En el mismo volumen, Ramón Prieto Bances explica así la génesis del Liber iudiciorum: «Propónese Recesvinto ordenar la legislación y pide al concilio VIII de Toledo un proyecto legislativo. Nada contienen las actas del concilio toledano respecto al cumplimiento de este encargo; pero es lógico suponer que, dada la importancia de la obra, y requiriendo mayor espacio de tiempo que el brevísimo de las doce sesiones invertidas en la deliberación de los cánones establecidos, la misma asamblea nombrase de entre sus miembros una comisión de legistas para hacer la reforma. La compilación de Recesvinto se denominó Liber iudiciorum por ser destinada exclusivamente para uso y aplicación de los tribunales de justicia. El Liber iudiciorum no es un código, sino una mera compilación. No se llegó a la simplicísima unidad de un código, sino que se mantuvo la personalidad de cada uno de los variadísimos elementos legales de que se compuso (...)

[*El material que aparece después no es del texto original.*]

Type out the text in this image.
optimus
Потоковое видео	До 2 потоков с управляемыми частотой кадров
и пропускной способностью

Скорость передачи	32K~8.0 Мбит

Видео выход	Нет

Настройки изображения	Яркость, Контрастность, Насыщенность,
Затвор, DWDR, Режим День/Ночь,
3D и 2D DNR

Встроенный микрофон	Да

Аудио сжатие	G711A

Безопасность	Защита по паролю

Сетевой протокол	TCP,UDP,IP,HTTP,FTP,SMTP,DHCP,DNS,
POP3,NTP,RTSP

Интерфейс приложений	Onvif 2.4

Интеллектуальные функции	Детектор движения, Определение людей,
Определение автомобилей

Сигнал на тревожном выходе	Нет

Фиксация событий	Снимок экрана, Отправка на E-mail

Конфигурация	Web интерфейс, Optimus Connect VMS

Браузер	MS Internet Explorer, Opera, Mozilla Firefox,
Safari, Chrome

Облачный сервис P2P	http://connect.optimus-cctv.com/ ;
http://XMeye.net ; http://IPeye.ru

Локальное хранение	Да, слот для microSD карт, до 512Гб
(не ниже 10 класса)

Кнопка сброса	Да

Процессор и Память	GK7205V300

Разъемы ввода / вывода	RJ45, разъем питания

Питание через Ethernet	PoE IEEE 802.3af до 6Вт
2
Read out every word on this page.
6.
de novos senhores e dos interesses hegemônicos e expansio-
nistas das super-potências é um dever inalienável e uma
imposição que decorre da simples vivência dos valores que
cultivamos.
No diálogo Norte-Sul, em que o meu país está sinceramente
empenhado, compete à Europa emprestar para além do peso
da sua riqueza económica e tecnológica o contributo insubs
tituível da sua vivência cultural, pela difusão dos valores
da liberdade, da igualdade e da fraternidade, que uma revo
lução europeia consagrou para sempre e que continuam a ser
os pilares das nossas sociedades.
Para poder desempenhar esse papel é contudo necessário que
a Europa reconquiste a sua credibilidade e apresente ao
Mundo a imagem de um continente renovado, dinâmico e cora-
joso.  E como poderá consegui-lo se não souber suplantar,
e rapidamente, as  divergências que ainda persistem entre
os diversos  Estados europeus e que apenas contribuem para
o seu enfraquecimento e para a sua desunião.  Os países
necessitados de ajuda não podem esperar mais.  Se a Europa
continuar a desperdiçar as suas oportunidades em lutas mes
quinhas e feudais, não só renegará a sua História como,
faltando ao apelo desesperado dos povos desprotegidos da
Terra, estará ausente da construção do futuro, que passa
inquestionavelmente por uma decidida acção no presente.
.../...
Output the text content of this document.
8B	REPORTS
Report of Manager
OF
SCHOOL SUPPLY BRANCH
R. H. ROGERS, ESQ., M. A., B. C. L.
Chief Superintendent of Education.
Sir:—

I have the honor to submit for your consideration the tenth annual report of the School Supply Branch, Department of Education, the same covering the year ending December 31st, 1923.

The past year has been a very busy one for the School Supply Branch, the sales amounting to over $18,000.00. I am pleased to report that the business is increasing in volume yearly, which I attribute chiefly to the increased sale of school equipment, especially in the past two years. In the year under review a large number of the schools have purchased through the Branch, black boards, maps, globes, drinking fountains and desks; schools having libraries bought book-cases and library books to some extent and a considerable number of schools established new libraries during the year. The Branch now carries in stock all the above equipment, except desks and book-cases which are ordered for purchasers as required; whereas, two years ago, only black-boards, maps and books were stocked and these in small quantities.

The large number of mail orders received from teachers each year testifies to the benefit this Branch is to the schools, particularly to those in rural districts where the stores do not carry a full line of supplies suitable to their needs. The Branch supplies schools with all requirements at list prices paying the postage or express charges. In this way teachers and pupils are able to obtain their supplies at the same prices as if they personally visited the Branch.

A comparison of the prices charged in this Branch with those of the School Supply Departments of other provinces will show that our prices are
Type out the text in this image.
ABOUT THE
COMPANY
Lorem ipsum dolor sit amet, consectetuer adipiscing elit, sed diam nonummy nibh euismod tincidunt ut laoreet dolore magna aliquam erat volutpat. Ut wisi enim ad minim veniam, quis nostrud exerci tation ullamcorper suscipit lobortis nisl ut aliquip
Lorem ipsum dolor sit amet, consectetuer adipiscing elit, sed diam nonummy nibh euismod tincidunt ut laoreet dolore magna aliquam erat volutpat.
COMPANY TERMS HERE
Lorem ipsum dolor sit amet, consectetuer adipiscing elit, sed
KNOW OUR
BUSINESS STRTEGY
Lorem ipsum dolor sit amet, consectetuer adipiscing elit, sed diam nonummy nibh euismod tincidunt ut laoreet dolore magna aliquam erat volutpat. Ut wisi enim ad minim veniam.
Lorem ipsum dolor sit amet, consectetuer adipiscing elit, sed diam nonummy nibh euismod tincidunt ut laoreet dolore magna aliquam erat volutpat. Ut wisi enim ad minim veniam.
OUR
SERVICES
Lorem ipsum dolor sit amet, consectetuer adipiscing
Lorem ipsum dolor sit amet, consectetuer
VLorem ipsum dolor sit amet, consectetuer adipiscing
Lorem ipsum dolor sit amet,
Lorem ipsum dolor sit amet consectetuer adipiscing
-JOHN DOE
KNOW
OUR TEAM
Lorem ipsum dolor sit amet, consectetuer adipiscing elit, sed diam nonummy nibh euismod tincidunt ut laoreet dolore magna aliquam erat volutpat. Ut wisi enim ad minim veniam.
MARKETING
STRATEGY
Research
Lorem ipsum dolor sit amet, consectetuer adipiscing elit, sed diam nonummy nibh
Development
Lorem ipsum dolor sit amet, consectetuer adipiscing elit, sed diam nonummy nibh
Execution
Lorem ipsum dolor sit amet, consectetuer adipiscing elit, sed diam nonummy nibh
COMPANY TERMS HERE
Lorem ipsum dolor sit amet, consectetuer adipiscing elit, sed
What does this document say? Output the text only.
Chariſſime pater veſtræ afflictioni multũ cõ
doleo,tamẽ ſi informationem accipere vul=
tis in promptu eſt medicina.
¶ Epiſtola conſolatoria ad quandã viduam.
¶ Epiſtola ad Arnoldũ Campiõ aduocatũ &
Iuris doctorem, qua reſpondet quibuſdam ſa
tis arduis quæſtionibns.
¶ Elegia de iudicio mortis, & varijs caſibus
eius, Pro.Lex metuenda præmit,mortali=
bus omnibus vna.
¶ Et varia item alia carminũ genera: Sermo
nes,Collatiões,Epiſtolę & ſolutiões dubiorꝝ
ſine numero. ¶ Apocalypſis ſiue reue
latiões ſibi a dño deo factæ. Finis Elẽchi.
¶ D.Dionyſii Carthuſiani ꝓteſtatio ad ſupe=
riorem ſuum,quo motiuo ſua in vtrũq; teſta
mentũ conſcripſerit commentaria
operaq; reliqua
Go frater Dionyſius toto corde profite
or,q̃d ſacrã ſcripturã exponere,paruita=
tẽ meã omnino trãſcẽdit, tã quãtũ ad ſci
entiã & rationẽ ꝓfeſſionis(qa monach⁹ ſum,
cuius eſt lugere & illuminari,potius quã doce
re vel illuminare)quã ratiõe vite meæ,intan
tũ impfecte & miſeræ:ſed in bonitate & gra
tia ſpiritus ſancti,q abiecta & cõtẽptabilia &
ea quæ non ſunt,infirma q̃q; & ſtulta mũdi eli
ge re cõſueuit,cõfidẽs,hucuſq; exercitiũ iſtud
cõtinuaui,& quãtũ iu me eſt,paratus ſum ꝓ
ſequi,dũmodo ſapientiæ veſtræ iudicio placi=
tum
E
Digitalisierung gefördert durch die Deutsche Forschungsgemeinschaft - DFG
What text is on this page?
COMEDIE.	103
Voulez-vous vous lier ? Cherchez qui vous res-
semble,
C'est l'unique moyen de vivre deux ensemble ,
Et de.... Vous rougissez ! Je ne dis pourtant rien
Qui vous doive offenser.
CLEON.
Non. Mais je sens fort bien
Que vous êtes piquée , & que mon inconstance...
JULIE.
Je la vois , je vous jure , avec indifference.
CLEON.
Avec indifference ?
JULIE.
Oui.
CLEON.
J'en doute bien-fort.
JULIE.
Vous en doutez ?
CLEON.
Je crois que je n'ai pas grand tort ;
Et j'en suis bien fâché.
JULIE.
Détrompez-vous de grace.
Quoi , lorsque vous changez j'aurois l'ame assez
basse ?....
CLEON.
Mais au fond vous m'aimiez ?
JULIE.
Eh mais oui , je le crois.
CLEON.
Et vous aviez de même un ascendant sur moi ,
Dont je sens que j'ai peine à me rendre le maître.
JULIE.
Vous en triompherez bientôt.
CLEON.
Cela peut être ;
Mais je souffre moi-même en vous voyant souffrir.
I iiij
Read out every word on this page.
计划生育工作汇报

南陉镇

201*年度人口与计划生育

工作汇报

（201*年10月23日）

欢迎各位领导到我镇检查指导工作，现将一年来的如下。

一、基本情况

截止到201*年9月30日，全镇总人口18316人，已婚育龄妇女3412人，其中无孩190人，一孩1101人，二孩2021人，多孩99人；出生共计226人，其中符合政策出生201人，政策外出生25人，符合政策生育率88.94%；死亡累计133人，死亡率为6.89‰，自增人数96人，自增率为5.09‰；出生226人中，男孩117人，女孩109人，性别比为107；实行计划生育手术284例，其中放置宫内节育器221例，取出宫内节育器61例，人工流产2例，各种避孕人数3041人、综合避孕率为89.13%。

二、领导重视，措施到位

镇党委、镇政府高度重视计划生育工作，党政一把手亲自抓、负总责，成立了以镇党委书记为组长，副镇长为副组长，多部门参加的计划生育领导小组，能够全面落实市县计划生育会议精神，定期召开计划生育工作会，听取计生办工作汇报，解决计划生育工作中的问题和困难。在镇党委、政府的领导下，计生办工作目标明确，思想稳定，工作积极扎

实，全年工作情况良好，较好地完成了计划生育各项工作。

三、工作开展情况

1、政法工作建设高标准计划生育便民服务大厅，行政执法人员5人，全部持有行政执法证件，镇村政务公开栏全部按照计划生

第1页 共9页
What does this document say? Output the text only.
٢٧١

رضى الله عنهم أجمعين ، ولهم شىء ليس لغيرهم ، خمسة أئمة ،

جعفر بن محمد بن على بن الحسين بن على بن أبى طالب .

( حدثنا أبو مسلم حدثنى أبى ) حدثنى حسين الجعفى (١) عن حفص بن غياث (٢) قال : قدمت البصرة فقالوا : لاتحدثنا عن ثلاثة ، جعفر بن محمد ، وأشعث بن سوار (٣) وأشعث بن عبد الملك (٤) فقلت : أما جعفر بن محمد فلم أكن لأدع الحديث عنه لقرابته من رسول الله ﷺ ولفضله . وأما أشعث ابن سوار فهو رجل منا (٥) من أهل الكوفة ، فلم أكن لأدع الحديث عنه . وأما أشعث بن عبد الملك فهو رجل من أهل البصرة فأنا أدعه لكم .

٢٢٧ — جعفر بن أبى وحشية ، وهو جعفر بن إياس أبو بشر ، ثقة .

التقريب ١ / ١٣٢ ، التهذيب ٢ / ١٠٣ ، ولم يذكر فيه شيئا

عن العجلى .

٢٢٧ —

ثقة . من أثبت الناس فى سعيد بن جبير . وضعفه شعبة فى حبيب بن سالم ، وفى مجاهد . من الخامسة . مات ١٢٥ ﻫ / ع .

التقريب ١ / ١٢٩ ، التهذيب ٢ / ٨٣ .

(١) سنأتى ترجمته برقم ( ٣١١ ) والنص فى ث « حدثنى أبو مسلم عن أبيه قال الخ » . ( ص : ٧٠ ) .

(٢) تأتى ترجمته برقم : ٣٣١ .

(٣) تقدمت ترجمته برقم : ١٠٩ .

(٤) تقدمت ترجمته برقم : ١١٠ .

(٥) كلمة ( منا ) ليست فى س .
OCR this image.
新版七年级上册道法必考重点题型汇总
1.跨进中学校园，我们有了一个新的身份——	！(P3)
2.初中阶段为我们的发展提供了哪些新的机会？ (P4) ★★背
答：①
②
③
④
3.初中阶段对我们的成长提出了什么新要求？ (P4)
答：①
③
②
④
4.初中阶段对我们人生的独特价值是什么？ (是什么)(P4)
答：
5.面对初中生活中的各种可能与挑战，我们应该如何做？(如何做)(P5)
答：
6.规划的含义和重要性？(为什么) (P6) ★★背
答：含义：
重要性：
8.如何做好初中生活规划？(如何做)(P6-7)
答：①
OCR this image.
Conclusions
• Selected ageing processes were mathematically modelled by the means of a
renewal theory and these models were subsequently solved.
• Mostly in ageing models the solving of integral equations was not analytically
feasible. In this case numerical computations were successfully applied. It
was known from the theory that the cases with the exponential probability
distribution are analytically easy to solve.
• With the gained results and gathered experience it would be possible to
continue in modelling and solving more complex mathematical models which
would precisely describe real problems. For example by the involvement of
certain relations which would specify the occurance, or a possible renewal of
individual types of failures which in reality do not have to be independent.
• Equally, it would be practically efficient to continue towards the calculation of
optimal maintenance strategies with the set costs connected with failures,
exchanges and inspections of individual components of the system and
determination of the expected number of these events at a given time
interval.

»Formóse el Liber iudiciorum con trescientas diecinueve leyes anteriores a Recaredo, que llevan casi todas el título de Antiqua, y algunas el de Antiqua emendata, por haber sido corregidas por los compiladores recesvindianos; van, además, tres de Recaredo, dos de Sisebuto, noventa y ocho de Chindasvinto y ochenta y nueve de Recesvinto, y quince capítulos de filosofía política, tomados de las Etimologías de San Isidoro. Estos quince capítulos carecen de inscripción; pero los demás, que corresponden a Recaredo y a sus sucesores, llevan el nombre del monarca que los hizo. En total suman quinientos veintiséis capítulos (… Su) contenido es, pues, principalmente, Derecho civil, Derecho penal y Derecho procesal. No trata nada de Derecho político.» Una generación después, hacia 681, Ervigio promueve una reforma: añade un nuevo título dedicado a los judíos y compuesto de veintiocho leyes, otras nueve leyes, y elimina cuatro más. También se procede una corrección general de todo el texto.

«Los principales códices en que se transmite el Liber iudiciorum son: el Vaticanus Reginae Christinae (número 1.024), del siglo VIII, y el Parisiensis (Lat. 4.668), del siglo IX, donde se conserva completo; y los códices del Museo Británico (33, 610), de los siglos VIII o IX, y el Holkhanensis (210), del siglo IX, que lo conservan completo. De las ediciones del Liber iudiciorum, la más perfecta es la de Zeumer, publicada en 1902. También es interesante la que hizo la Academia Española en 1815.» Es esta última la que hemos utilizado, y reproducimos aquí la versión romanceada en el siglo XIII, del códice conservado en el Archivo municipal de Murcia.